See Installation From PyPI for the broader context on mod_wsgi-standalone and when to reach for it outside the container case.

Exposing a privileged port

The example above publishes on container port 8000, which any user can bind to, and the container itself runs as a non-root user. That combination is the recommended shape for a container running mod_wsgi-express: containers should not run as root, and there is no need for mod_wsgi-express to bind a privileged port directly when the container runtime can map one for you.

If the host needs to publish on a privileged port such as 80 or 443, do that mapping at the runtime layer rather than inside the container:

docker run -p 80:8000 mod-wsgi-hello

The container’s mod_wsgi-express is still bound to 8000 internally, the USER app Dockerfile is unchanged, and the container’s main process is still non-root.

In Kubernetes, the same idea applies: the Pod exposes container port 8000, and a Service and Ingress (or LoadBalancer) in front of it terminate TLS and publish on 80 / 443 externally.

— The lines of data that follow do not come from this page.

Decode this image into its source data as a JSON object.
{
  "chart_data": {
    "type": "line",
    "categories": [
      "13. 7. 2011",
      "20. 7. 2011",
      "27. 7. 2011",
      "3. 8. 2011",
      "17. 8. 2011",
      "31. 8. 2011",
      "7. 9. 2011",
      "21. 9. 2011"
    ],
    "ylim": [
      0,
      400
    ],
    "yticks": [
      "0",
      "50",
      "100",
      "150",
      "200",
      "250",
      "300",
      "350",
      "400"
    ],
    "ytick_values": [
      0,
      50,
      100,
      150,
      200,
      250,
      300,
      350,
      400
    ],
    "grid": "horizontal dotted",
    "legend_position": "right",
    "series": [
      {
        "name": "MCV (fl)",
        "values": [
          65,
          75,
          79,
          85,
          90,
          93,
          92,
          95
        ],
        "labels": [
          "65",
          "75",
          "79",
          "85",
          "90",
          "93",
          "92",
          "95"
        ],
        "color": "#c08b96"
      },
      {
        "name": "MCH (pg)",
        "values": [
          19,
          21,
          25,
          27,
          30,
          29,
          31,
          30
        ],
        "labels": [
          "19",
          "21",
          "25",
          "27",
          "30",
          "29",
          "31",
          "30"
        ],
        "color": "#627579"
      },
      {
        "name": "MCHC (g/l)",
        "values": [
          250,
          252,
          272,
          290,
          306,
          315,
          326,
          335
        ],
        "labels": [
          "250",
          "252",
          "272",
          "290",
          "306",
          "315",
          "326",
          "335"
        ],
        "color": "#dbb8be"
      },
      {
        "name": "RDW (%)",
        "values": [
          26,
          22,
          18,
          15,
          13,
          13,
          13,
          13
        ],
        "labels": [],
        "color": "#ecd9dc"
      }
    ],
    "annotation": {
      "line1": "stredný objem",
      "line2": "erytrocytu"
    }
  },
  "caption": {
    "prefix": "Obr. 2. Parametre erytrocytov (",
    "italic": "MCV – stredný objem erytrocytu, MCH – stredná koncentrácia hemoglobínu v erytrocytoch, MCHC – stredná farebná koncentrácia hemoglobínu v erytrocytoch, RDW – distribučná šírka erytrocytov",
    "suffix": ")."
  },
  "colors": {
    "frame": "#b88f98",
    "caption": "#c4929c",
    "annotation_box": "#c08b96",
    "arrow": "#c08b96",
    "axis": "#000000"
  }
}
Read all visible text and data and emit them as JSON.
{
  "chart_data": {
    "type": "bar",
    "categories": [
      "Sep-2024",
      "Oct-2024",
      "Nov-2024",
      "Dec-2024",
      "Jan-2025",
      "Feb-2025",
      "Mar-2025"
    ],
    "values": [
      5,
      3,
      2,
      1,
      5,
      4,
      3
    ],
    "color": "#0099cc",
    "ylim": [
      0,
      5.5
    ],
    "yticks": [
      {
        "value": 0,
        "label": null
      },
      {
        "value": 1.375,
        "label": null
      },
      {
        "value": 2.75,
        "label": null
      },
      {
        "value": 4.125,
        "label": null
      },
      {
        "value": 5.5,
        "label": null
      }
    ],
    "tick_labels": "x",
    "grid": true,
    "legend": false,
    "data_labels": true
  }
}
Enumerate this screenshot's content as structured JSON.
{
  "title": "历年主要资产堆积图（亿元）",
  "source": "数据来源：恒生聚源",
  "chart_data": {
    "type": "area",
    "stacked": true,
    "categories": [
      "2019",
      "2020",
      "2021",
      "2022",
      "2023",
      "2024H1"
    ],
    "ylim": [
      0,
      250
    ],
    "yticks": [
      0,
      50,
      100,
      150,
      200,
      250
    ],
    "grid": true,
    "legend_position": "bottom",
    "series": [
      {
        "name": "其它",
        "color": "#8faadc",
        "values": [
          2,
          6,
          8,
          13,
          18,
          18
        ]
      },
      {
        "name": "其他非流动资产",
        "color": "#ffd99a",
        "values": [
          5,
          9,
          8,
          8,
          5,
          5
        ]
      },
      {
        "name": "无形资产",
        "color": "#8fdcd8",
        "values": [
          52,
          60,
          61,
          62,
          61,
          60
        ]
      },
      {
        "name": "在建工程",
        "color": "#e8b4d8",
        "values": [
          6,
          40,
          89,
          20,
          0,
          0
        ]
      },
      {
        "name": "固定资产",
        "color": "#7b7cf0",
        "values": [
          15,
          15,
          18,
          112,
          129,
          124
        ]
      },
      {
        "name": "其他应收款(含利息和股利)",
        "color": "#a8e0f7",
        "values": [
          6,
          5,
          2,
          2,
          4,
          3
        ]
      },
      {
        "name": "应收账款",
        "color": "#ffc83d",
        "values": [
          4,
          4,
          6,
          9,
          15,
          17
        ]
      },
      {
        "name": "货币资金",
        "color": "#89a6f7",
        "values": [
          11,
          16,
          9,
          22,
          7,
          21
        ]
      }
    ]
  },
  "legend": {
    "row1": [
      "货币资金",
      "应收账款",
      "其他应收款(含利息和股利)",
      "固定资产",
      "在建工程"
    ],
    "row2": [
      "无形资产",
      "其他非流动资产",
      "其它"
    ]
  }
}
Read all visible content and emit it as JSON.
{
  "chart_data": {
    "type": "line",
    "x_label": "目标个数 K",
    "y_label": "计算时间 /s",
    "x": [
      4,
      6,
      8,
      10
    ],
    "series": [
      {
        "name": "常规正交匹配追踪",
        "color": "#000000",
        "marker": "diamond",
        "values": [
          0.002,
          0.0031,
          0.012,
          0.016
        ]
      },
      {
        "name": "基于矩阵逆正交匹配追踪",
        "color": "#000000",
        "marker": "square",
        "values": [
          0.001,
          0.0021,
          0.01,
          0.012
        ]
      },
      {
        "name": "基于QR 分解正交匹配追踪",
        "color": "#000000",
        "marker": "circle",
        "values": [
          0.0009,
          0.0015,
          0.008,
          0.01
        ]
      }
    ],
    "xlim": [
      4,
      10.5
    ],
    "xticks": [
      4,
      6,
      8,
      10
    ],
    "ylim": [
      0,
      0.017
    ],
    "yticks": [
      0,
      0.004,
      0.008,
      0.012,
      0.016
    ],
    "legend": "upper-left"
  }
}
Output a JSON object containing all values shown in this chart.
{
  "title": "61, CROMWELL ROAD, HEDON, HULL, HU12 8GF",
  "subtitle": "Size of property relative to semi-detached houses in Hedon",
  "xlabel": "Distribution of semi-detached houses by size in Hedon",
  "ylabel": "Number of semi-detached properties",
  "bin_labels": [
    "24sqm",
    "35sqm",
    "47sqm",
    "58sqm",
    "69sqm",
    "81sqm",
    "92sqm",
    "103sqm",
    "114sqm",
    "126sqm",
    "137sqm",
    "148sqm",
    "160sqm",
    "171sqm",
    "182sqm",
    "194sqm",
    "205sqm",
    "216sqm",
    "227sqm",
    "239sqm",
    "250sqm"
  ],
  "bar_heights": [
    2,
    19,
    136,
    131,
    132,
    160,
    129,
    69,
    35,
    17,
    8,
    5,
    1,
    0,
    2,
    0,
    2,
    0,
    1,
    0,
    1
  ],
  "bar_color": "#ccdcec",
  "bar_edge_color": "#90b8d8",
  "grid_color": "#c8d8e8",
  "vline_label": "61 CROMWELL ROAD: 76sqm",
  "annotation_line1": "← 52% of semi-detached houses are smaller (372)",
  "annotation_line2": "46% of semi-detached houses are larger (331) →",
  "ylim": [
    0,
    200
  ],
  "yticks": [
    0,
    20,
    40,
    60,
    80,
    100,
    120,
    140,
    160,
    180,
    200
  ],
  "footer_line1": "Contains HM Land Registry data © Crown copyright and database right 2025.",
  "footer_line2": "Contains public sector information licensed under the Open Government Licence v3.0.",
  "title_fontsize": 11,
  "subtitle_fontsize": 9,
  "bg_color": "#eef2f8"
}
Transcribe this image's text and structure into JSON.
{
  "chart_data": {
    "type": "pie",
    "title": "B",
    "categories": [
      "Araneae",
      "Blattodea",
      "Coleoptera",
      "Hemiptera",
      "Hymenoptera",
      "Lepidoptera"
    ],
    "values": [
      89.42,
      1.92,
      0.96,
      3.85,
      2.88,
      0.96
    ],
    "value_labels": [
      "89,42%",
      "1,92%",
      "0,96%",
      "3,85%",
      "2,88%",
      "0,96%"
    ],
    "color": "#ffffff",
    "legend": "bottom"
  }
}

Development with bind-mounted source

For development, the application source can be bind-mounted into the container instead of copied in at build time, and --reload-on-changes set so the daemon restarts whenever any imported Python file is modified:

docker run --rm \
    -v "$(pwd)":/app -w /app \
    -p 8000:8000 mod-wsgi-hello \
    mod_wsgi-express start-server hello.py \
        --port=8000 \
        --log-to-terminal \
        --reload-on-changes

This pattern is convenient during development but unsuitable for production. See the --reload-on-changes description in Running mod_wsgi-express for why.

Behind a reverse proxy or ingress

A container running mod_wsgi-express is normally deployed behind a reverse-proxy layer that handles TLS, routing across multiple services, and any cross-cutting concerns. Common arrangements:

  • A Kubernetes Ingress controller in front of a Service pointing at the pod’s mod_wsgi-express port.

  • A cloud load balancer (AWS ALB, GCP HTTPS load balancer, etc.) pointing at the container’s exposed port.

  • A separate Apache or nginx container in the same network acting as the front-line server.

The container itself does not need to be aware of TLS in any of these cases; EXPOSE 8000 and a plain HTTP listener are enough. The container does need to trust the proxy’s forwarded headers if the application is to see the original client IP, hostname, and protocol scheme rather than the connection from the proxy: see Running Behind A Reverse Proxy for the matching --trust-proxy / --trust-proxy-header options and the front-end proxy configuration that pairs with them.